# Tractor Supply Company to Speak at Morgan Keegan Equity Conference



## bontai Joe (Sep 16, 2003)

Press Release Source: Tractor Supply Company 


Tractor Supply Company to Speak at Morgan Keegan Equity Conference
Wednesday September 8, 7:31 am ET 


BRENTWOOD, Tenn., Sept. 8 /PRNewswire-FirstCall/ -- Tractor Supply Company (Nasdaq: TSCO - News), the largest retail farm and ranch store chain in the United States, today announced that the Company will deliver a presentation at the Morgan Keegan Equity Conference. The Company's presentation is scheduled for Friday, September 10, 2004 from 10:10 a.m. to 10:35 a.m. Central Time. A webcast of the presentation will be available on the Company's website at http://www.myTSCstore.com, and an archive of the webcast will be accessible for 30 days.

The Company also announced that its updated investor presentation is currently available on the Company's website under the "Investor Relations" section.

About Tractor Supply Company

Tractor Supply Company operates 497 stores in 32 states, focused on supplying the lifestyle needs of recreational farmers and ranchers. The Company also serves the maintenance needs of those who enjoy the rural lifestyle, as well as tradesmen and small businesses.
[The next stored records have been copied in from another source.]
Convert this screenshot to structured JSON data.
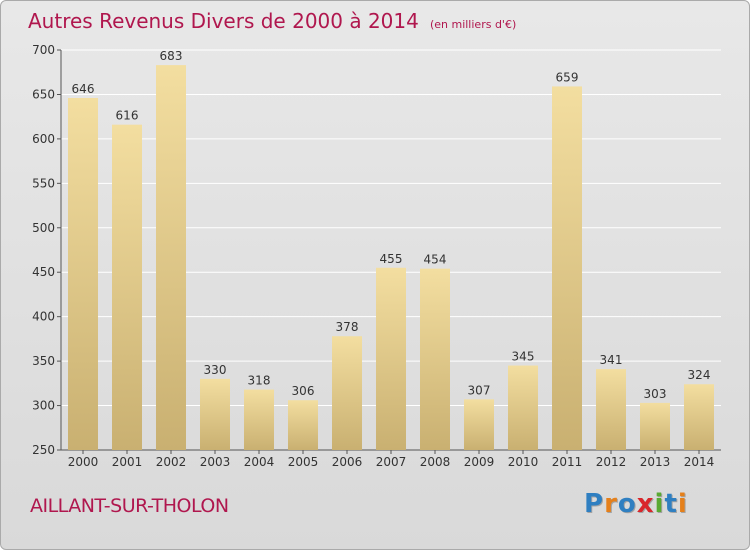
{
  "title": "Autres Revenus Divers de 2000 à 2014",
  "unit": "(en milliers d'€)",
  "city": "AILLANT-SUR-THOLON",
  "brand": "Proxiti",
  "colors": {
    "title": "#b0174e",
    "bar_light": "#f3dea0",
    "bar_dark": "#c9b071",
    "brand_letters": [
      "#2f7fc1",
      "#e5801b",
      "#2f7fc1",
      "#d9262b",
      "#5aa932",
      "#2f7fc1",
      "#e5801b"
    ]
  },
  "chart_data": {
    "type": "bar",
    "title": "Autres Revenus Divers de 2000 à 2014",
    "subtitle": "(en milliers d'€)",
    "categories": [
      "2000",
      "2001",
      "2002",
      "2003",
      "2004",
      "2005",
      "2006",
      "2007",
      "2008",
      "2009",
      "2010",
      "2011",
      "2012",
      "2013",
      "2014"
    ],
    "values": [
      646,
      616,
      683,
      330,
      318,
      306,
      378,
      455,
      454,
      307,
      345,
      659,
      341,
      303,
      324
    ],
    "ylim": [
      250,
      700
    ],
    "yticks": [
      250,
      300,
      350,
      400,
      450,
      500,
      550,
      600,
      650,
      700
    ],
    "grid": true,
    "legend": "none"
  }
}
Stores are located in towns outlying major metropolitan markets and in rural communities. The Company offers the following comprehensive selection of merchandise: (1) equine, animal and pet products, including everything necessary for their health, care, growth and containment; (2) maintenance products for agricultural and rural use; (3) hardware and tool products; (4) seasonal products, including lawn and garden power equipment; (5) truck, trailer and towing products; and (6) work clothing for the entire family. 




--------------------------------------------------------------------------------
Source: Tractor Supply Company


----------



## Live Oak (Dec 22, 2003)

That is not far from me Joe. I think I will pass on the event though.


----------



## bontai Joe (Sep 16, 2003)

It's a place many of us shop at, so I figured I'd share the news. I know it is nothing earth shaking, but maybe someone wants to know what they are doing. After reading it again, I'd probably pass on going even if I was a shareholder.


----------



## Live Oak (Dec 22, 2003)

Good post, no negative intended. I just don't have the time to go. I think it would be interesting to do and see what is going on if I had the time. Maybe even open a Tractor Forum booth!


----------



## bontai Joe (Sep 16, 2003)

"Maybe even open a Tractor Forum booth!" Now that's an idea I never considered! Cool! I'll have to keep that in mind when going places and doing things.


----------



## Live Oak (Dec 22, 2003)

Would be a GREAT opportunity to maybe sell some Tractor Forum T-shirts and spread the word. :truth:


----------